Jusqu’au bout de sa vie, Henri aura agi en faveur de la santé au travail, de la prévention et de la réparation des risques professionnels.
Quelques jours encore avant sa disparition, il envoyait des mails et des communiqués de presse pour alerter l’opinion sur les insuffisances du nouveau tableau de maladie professionnelle sur le plomb.

C’est cette image, je crois, que je retiendrai. Celle d’un scientifique engagé, d’un toxicologue qui avait mis ses connaissances au service de la santé des travailleurs et de la justice sociale. Celle d’un militant que la maladie n’avait pas réussi à empêcher de continuer son combat, tant était forte sa détermination.

L’annonce de son décès m’a peiné.

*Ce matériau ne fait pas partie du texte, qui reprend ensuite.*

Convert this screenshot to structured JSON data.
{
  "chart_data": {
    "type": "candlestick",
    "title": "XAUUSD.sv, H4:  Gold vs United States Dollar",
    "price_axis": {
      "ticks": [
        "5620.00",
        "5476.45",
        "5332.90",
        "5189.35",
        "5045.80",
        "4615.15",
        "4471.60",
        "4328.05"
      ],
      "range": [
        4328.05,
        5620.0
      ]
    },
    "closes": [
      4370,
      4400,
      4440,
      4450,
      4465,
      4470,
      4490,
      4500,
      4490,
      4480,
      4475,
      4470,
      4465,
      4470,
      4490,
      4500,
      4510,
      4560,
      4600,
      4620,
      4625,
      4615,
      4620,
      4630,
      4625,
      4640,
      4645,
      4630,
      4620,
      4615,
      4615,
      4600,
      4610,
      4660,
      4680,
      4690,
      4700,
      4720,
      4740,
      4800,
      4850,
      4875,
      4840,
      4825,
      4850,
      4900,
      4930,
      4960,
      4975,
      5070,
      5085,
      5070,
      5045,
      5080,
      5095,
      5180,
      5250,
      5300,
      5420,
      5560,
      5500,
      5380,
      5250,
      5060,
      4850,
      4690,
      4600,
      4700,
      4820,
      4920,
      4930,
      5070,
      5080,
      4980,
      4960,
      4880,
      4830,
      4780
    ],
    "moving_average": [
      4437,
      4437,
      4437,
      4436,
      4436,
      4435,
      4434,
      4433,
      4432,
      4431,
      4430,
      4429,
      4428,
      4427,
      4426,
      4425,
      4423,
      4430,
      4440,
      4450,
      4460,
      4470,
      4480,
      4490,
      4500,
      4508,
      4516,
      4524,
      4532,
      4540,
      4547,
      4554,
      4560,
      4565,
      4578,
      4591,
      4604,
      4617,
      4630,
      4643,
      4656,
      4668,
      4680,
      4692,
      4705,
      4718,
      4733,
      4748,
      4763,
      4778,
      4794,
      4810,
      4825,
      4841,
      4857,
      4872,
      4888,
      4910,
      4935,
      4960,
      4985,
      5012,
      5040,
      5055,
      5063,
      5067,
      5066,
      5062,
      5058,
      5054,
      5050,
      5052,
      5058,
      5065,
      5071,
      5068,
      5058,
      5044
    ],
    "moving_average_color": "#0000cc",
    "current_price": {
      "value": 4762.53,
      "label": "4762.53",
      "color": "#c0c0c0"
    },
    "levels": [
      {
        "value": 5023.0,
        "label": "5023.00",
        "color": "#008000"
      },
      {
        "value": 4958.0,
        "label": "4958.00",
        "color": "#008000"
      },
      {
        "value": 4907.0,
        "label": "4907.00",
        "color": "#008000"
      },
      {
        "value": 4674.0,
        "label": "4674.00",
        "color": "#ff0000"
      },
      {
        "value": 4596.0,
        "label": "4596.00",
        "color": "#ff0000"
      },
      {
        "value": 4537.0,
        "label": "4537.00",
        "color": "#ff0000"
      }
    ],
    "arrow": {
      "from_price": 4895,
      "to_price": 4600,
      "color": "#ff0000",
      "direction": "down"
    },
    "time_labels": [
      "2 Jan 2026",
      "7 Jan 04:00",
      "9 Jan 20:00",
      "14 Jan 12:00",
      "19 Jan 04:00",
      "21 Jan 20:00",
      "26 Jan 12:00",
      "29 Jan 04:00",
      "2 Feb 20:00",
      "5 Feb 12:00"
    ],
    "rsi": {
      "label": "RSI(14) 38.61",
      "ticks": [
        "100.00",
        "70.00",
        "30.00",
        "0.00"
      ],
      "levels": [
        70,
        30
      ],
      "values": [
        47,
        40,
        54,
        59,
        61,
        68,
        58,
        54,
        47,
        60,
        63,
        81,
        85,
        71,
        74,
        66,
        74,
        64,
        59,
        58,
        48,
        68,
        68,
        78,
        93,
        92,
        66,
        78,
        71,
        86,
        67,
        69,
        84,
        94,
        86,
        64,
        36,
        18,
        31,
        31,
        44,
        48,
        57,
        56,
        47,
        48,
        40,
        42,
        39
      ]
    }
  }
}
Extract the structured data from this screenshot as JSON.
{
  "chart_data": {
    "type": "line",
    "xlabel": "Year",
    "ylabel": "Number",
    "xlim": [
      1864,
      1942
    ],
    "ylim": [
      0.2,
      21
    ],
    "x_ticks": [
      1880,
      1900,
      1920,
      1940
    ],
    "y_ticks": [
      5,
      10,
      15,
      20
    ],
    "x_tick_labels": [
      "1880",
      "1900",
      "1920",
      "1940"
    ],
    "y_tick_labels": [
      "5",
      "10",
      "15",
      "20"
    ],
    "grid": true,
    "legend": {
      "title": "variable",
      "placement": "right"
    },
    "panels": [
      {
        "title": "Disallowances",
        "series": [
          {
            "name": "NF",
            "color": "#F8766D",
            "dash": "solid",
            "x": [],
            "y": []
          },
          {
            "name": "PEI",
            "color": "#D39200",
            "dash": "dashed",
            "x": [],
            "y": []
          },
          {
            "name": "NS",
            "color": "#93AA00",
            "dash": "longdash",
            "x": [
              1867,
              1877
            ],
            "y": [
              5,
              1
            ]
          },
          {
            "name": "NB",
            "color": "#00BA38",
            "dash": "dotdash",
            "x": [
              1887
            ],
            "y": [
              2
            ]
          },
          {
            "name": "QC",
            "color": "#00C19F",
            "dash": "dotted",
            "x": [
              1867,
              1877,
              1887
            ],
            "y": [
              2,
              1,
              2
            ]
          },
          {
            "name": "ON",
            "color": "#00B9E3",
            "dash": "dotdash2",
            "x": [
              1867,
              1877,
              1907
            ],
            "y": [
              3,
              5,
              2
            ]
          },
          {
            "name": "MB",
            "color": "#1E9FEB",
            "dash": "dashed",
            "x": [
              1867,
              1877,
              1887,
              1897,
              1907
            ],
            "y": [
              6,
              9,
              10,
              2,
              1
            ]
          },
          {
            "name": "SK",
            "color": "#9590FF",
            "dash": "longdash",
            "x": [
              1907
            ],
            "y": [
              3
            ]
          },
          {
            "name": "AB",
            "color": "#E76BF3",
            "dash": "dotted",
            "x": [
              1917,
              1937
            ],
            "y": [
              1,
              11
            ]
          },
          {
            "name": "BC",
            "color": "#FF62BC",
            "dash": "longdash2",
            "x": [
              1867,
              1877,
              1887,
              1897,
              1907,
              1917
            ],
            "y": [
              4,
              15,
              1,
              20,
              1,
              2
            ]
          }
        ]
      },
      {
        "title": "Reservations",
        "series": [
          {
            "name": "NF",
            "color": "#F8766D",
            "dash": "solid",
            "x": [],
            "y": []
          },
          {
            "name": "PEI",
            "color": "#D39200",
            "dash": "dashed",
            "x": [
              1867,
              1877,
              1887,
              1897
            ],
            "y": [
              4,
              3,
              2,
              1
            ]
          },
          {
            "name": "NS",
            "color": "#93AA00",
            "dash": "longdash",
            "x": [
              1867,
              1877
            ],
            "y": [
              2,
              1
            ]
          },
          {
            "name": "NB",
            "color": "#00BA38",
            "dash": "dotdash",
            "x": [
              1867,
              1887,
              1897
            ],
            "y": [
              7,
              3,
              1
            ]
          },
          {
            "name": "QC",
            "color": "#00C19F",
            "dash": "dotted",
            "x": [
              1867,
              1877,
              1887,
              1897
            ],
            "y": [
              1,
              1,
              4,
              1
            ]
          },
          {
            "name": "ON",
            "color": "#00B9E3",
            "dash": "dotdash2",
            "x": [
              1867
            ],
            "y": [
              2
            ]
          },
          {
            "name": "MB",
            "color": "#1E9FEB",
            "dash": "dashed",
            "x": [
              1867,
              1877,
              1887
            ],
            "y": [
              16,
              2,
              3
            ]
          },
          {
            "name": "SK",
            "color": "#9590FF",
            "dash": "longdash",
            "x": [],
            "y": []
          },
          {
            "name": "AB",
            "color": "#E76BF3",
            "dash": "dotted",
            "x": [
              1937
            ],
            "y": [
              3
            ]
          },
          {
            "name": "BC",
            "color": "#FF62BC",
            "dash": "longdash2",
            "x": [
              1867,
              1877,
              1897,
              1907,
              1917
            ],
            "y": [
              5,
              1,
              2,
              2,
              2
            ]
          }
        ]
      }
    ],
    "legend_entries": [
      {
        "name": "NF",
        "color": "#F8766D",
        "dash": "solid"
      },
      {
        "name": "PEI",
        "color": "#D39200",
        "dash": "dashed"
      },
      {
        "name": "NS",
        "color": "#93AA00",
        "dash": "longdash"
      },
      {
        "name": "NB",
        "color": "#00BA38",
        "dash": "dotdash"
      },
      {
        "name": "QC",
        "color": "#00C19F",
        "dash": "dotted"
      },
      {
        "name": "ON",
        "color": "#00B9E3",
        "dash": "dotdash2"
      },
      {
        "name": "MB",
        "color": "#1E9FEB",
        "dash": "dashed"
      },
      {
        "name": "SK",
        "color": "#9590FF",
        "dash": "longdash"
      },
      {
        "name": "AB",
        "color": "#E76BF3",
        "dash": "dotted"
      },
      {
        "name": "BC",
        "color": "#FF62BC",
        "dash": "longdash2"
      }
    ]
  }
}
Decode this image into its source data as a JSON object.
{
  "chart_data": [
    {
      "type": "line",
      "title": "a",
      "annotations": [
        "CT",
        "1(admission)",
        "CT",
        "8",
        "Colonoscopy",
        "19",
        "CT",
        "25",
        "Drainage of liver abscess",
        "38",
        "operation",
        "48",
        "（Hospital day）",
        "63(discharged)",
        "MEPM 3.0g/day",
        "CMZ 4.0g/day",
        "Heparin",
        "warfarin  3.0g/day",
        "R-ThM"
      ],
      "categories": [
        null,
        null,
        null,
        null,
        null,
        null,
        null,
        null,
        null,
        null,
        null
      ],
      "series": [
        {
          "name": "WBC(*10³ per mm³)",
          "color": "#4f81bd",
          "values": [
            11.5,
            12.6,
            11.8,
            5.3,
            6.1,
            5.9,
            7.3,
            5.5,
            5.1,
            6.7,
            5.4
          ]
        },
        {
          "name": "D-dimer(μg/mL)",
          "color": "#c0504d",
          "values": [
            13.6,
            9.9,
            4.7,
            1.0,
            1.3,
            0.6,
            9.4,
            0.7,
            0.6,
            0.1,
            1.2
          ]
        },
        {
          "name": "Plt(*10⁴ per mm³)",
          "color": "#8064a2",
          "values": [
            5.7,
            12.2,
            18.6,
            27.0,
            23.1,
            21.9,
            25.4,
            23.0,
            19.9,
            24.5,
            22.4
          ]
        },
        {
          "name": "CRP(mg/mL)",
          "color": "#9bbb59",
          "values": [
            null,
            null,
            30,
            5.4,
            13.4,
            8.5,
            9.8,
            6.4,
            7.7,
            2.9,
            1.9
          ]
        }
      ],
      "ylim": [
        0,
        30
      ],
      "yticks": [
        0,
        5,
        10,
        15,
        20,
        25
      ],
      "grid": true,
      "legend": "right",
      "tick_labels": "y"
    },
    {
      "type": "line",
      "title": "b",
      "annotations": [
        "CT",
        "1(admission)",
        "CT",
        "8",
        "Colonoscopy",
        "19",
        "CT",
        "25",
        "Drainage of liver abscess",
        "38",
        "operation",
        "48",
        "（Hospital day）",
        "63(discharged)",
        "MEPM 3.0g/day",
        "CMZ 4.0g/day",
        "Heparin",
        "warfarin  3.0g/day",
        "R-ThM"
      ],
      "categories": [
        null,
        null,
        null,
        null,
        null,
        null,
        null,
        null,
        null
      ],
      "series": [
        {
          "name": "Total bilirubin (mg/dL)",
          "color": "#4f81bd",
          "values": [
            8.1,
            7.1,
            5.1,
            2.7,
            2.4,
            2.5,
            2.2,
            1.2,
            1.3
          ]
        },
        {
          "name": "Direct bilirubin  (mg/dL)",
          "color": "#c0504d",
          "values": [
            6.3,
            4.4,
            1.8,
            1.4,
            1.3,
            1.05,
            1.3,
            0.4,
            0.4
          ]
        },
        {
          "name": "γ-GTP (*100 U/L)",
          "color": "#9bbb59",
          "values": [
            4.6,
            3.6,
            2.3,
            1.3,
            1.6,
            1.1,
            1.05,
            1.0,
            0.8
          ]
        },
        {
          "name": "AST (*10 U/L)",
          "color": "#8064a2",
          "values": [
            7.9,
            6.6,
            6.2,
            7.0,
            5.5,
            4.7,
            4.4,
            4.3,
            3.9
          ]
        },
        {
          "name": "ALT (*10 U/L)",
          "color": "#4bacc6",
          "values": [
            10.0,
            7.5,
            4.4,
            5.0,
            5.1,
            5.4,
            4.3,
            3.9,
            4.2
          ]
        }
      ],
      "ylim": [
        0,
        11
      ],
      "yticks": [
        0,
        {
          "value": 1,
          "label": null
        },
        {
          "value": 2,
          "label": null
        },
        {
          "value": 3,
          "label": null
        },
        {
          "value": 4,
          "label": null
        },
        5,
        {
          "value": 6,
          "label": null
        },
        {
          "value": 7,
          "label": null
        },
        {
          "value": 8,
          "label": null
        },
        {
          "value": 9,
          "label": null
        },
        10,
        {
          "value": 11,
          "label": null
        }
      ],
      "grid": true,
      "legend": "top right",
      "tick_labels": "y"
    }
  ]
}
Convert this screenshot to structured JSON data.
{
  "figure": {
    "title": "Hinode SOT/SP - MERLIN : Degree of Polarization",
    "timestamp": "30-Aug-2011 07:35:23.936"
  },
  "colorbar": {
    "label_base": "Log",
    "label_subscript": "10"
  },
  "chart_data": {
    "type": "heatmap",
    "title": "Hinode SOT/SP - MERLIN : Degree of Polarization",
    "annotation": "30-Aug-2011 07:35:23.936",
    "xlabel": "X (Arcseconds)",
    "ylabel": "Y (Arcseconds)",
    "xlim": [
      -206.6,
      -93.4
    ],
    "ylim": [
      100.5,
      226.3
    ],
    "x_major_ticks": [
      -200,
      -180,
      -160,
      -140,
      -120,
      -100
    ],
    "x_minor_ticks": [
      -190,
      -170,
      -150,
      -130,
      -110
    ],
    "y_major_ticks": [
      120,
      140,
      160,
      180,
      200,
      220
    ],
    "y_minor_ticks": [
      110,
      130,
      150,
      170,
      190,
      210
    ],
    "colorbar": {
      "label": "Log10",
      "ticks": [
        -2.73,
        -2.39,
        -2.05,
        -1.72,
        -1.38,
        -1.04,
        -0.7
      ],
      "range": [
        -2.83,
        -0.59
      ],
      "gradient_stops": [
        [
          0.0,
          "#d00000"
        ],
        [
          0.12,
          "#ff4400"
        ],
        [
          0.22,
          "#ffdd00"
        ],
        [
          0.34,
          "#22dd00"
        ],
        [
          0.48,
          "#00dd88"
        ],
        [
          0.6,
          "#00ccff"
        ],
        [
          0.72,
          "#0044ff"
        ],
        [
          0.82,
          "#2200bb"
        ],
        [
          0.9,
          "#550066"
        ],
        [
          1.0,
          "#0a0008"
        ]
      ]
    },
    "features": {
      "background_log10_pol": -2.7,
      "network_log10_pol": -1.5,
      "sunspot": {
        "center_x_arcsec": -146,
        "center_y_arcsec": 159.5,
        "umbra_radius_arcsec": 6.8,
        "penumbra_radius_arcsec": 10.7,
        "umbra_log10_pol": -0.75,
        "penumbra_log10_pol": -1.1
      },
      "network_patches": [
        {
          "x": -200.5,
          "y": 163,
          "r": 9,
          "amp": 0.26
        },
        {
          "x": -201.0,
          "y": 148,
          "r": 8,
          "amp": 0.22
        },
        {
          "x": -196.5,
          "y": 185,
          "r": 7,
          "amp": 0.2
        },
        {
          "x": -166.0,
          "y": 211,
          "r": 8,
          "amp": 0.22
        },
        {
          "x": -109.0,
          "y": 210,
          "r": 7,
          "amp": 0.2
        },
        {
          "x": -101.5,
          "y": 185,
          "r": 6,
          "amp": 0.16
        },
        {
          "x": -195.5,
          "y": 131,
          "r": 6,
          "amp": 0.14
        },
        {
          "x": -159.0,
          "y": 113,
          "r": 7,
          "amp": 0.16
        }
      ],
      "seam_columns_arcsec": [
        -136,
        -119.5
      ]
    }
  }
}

Et surpris. Henri s’était tellement relevé de fois, avait tellement fait des pieds de nez à la mort au cours de ces dernières années que je n’imaginais pas qu’elle puisse avoir le dessus.
Mais par dessus tout, la disparition d’Henri me laisse un goût amer et beaucoup de regrets. Depuis plusieurs années, nous nous étions perdus de vue. Depuis plusieurs années, nous n’échangions plus et nos chemins s’étaient séparés au point que nous n’éprouvions même plus le besoin de confronter nos opinions divergentes. La vision que nous avions de l’Andeva, de sa stratégie, de ce que devait être une association de victimes, a construit au fil du temps un mur infranchissable pour notre amitié passée et notre estime réciproque.
C’est con. Il n’y a malheureusement pas d’autre terme pour qualifier notre incapacité mutuelle à décrocher notre téléphone, à prendre le temps d’un repas pour échanger simplement sur ce que nous avons réussi ou loupé, sur les choix faits et les objectifs poursuivis. Et aujourd’hui, je m’en veux de ne pas avoir eu ce courage.
Alors, maintenant, évitons de nous comporter en notaire, de faire le décompte de nos erreurs passées, de refaire l’histoire pour savoir qui a commencé. Cela n’a pas beaucoup d’intérêt et nous avons payé assez cher nos divisions.

La réussite de l’Andeva est incontestable – tant sur le plan numérique que politique si l’on tient compte de son poids, dans l’opinion comme vis à vis des autorités publiques – et Henri a bien évidemment contribué à ce succès. A sa façon, avec son caractère et, si l’on peut regretter qu’il ait parfois donné davantage une impression d’hostilité ces dernières années, le fond de son action restera celle d’un chercheur qui a consacré sa vie à la défense des plus faibles et à la santé publique au travail.

Pour ma part, donc, je préfère me « souvenir des belles choses » que nous avons faites ensemble. Henri a été l’un des animateurs de l’association pour l’étude des risques du travail (Alert) qui, plus tard, sera l’une des structures fondatrices de l’Andeva. Créée par l’ensemble des auteurs du livre « Les risques du travail », paru en 1985 aux éditions La Découverte, l’Alert va s’attaquer à de nombreux sujets de risques professionnels. Silicose, cancers professionnels, sous-traitance des risques, autant de thèmes sur lesquels Henri va imprimer sa marque et contribuer à donner de la visibilité à ces facteurs d’inégalités sociales de santé. Puis, en 1994, ce sera l’amiante. Je me souviens encore de ce samedi matin de novembre où, dans l’une des salles de l’hôpital Sainte Périne qui servait de quartier général à l’Alert, Henri nous avait fait une démonstration brillante du scandale de l’amiante, du nombre de morts estimés, du rôle du CPA noyauté par les industriels, de la complicité des pouvoirs publics… Tout y était. Henri nous a décrit par le menu ce que nous avons pu lire dans tous les rapports officiels qui sortiront plusieurs années après.

Et surtout, il a su nous donner l’enthousiasme de la bagarre, l’envie d’y croire et de nous lancer dans ce qui restera pour moi et pour beaucoup de militants présents ce jour-là, une formidable aventure humaine. De celles qui marquent une vie. Celle-ci a marqué la sienne et beaucoup la nôtre.